The second topic of tremendous interest for the sorcerers of ancient Mexico was the center for decisions. Those sorcerers were convinced, by the practical results of their endeavors, that there was a spot on the human body that accounted for decision-making: the “v” spot on the crest of the sternum at the base of the neck. They claimed that it was a center of tremendous subtleness and that it stored a specific type of energy which they were incapable of defining, perhaps because it defied definition. Yet, they were utterly convinced that they could feel the effect of its energy, and its presence. They asserted that this special energy was pushed out of that center very early in the lives of human beings, and that it never returns to it, thus depriving human beings of something perhaps more important than all the energy of the other centers combined. Shamans have pointed out, over the centuries, the incapacity of human beings to make decisions.

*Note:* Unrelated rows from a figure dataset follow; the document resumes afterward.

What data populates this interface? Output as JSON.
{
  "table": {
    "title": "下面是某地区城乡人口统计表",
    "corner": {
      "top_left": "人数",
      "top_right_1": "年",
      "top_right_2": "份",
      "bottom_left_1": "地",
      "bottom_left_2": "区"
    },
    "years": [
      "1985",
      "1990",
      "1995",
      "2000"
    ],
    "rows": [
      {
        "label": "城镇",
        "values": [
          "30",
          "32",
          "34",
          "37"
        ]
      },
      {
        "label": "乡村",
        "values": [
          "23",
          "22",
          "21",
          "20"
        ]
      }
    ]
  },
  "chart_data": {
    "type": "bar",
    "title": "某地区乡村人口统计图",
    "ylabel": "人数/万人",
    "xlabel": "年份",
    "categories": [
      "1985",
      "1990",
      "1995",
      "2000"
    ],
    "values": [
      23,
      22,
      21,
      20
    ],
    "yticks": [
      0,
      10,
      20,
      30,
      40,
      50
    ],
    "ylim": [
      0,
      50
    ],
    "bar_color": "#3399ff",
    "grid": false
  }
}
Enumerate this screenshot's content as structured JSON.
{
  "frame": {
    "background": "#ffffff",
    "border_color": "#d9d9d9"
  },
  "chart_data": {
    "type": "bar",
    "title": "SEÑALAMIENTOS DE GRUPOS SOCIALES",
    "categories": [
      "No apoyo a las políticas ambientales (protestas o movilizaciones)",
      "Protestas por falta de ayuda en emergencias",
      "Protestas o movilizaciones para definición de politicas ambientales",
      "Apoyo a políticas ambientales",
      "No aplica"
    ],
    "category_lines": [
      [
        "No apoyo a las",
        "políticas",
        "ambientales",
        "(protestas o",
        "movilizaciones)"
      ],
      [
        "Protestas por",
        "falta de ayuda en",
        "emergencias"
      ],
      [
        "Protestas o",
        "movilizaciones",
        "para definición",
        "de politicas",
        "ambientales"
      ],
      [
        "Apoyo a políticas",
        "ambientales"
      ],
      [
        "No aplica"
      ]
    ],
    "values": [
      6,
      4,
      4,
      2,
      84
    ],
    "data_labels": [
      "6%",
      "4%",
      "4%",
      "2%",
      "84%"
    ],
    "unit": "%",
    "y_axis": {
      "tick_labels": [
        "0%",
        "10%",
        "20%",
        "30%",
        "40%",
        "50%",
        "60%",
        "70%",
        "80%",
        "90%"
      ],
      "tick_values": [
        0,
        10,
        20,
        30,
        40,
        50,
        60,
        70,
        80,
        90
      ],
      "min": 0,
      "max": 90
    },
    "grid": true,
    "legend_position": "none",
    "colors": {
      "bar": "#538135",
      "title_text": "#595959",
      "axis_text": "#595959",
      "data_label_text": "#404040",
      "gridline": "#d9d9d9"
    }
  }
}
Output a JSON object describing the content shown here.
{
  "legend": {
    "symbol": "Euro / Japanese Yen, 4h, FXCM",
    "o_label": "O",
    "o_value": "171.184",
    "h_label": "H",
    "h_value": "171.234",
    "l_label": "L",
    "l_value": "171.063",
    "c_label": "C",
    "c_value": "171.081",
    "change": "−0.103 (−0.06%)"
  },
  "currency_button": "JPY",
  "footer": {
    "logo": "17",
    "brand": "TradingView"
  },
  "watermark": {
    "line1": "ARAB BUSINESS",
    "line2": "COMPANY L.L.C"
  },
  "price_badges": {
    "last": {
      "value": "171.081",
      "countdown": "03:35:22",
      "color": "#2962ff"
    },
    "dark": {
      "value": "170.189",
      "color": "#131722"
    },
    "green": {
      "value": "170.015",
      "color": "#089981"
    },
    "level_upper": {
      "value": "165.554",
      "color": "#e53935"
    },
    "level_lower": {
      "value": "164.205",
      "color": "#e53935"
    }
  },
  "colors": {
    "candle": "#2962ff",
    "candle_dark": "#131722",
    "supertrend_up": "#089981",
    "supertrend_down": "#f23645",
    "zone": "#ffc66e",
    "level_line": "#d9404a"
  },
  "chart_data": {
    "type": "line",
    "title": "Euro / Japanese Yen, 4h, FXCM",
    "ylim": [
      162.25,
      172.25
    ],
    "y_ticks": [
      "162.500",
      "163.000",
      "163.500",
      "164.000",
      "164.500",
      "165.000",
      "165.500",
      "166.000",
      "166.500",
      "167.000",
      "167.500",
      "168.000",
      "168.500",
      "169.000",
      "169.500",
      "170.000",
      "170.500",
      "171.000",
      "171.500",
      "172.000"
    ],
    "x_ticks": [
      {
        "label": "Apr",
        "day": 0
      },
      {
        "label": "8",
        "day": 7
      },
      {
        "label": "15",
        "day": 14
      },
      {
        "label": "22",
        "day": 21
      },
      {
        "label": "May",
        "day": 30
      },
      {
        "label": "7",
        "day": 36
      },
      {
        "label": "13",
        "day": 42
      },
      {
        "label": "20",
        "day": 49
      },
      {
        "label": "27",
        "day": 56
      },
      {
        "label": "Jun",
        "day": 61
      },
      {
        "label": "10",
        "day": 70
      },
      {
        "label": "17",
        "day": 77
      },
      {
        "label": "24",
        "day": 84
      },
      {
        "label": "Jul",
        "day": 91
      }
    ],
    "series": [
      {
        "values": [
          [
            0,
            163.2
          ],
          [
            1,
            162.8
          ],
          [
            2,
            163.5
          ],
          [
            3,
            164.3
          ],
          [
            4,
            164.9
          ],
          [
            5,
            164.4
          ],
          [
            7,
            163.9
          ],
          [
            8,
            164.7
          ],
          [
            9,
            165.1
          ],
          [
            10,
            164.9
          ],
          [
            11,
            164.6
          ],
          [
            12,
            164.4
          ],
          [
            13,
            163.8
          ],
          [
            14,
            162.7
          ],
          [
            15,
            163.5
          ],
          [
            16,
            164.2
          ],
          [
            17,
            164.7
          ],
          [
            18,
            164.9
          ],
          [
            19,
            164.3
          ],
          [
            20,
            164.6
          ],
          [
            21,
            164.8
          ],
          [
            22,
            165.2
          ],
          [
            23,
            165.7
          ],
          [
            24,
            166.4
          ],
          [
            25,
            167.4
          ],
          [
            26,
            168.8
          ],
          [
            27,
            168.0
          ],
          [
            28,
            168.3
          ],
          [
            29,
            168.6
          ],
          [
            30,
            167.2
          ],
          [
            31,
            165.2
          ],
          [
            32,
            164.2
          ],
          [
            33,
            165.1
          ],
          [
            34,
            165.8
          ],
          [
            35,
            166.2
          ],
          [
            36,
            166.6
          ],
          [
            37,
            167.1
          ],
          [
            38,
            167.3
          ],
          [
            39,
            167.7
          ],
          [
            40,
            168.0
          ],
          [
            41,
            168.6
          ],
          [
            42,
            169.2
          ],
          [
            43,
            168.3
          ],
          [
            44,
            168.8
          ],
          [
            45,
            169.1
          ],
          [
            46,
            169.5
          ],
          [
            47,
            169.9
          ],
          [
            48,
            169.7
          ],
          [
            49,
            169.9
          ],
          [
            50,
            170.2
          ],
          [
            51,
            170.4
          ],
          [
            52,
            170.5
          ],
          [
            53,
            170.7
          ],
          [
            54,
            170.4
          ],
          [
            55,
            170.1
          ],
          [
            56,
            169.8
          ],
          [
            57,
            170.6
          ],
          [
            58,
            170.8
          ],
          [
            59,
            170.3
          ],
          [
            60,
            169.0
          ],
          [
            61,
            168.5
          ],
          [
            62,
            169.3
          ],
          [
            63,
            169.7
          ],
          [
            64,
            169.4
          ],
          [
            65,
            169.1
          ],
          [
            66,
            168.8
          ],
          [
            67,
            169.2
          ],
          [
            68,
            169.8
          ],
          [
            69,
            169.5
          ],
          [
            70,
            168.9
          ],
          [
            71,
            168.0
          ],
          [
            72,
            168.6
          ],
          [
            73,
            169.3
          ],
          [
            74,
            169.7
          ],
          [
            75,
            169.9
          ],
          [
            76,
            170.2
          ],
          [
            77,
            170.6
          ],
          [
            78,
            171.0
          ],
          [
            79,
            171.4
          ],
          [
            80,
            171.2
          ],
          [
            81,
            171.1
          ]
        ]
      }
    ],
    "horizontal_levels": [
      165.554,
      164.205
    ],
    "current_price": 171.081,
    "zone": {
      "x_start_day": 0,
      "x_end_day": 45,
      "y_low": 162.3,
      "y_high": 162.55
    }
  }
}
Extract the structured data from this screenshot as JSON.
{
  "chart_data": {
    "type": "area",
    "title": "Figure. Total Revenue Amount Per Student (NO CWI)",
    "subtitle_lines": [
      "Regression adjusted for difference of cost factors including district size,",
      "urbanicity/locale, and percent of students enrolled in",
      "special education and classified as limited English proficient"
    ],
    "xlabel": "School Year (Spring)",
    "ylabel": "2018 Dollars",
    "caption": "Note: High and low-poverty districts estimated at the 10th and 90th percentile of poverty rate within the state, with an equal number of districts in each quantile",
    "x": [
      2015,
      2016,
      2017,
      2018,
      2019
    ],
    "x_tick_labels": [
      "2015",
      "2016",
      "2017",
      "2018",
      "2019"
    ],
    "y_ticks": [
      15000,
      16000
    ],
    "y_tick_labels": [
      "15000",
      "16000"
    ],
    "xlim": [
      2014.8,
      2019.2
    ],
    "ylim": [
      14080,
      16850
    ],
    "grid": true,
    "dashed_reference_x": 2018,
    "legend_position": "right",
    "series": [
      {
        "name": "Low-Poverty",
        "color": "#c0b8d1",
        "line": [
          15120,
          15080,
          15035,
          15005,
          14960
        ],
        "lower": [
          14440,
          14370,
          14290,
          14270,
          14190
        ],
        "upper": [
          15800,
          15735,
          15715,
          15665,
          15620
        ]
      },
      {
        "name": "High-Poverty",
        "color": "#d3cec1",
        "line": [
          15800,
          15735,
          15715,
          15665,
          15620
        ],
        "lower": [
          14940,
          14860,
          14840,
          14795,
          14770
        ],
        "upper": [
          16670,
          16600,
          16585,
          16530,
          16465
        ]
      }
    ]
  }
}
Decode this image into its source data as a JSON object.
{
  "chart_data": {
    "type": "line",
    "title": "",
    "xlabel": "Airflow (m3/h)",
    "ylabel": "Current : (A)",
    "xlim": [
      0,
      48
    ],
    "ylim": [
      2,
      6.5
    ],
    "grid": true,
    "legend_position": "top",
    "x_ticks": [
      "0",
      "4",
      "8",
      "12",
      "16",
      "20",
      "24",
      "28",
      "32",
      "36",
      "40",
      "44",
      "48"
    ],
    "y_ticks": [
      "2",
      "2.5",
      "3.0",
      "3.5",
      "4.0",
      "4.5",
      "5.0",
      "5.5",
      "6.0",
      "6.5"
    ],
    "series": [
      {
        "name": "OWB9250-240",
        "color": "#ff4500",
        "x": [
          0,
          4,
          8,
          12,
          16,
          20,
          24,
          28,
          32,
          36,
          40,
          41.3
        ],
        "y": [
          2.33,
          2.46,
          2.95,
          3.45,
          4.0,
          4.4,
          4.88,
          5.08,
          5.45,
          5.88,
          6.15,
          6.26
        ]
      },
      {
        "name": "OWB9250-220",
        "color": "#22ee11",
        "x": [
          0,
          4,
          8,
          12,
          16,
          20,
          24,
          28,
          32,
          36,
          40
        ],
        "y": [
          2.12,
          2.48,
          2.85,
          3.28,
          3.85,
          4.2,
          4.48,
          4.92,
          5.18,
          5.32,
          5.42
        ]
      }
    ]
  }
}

The “v” spot at the base of the neck was for them a place of such importance that they rarely touched it, and if they did, the touch was ritualistic and always performed by someone else, with the aid of an object. Don Juan Matus told me that they used highly polished pieces of hard wood or polished bones of animals, or even human beings.
“How did they come to find out that that hollow spot is the center for decisions,” I asked.
“Every center of energy in the body,” he replied, “shows a concentration of energy; a sort of vortex of energy, like a funnel that actually seems to rotate counterclockwise, from the perspective of the seer who gazes into it. The strength of a particular center depends on the force of that movement. If it barely, barely moves, the center is exhausted, deplenished of energy.”
Don Juan explained that there were six enormous vortexes of energy in the human body that could be dealt with. The first was on the area of the liver and gallbladder; the second on the area of the pancreas and spleen; the third in the area of the kidneys and adrenals; and the fourth on the hollow spot at the base of the neck on the frontal part of the body. This center, he depicted as having a special energy, which appears to the eye of the seer as possessing a transparency, something that could be described as resembling water; energy so fluid that it is liquid. A fifth center which was pertinent only to women, was the area of the womb. And there was a center on top of the head, which was not dealt with at all by the sorcerers of ancient times.
“Why this discrimination, don Juan?” I asked.
“That sixth center of energy,” he said, “does not quite belong to man. We human beings are under siege, so to speak. It is as if that center has been taken over by an unseen enemy. And the only way to overcome this enemy is by fortifying all the other centers.”
“Isn’t it a bit paranoiac to feel that we are under siege, don Juan?”
“Well, maybe for you, but certainly not for me. I see energy, and I see that the energy over the center on the top of the head doesn’t fluctuate like the energy of the other centers. I also see that in a sorcerer who has been capable of vanquishing the mind, which sorcerers call a foreign installation, the fluctuation of that center has become exactly like the fluctuation of all the others. The rotation of the energy at the center for decisions is the weakest of them all. That’s why man can rarely decide anything.”
The general idea which those sorcerers had was that the human body is a concrete and sealed unit of energy fields. No energy could be injected into this sealed unit, and no energy could escape from it. The feeling of losing energy, which all of us experience, was the result of energy being dispersed or being chased away from the five natural centers of energy. Energy, those shamans believed, is pushed out of those centers and dispersed toward the outer limits of our being. Any sense of gaining energy was understood by those sorcerers as the concentration of previously dispersed energy on the aforementioned centers of vitality. They called this maneuver “redistributing energy previously dispersed.” Tensegrity, the modern version of magical passes, accomplishes the same goal: it redeploys energy already dispersed, but without the shamans’ ritualistic encumbrances.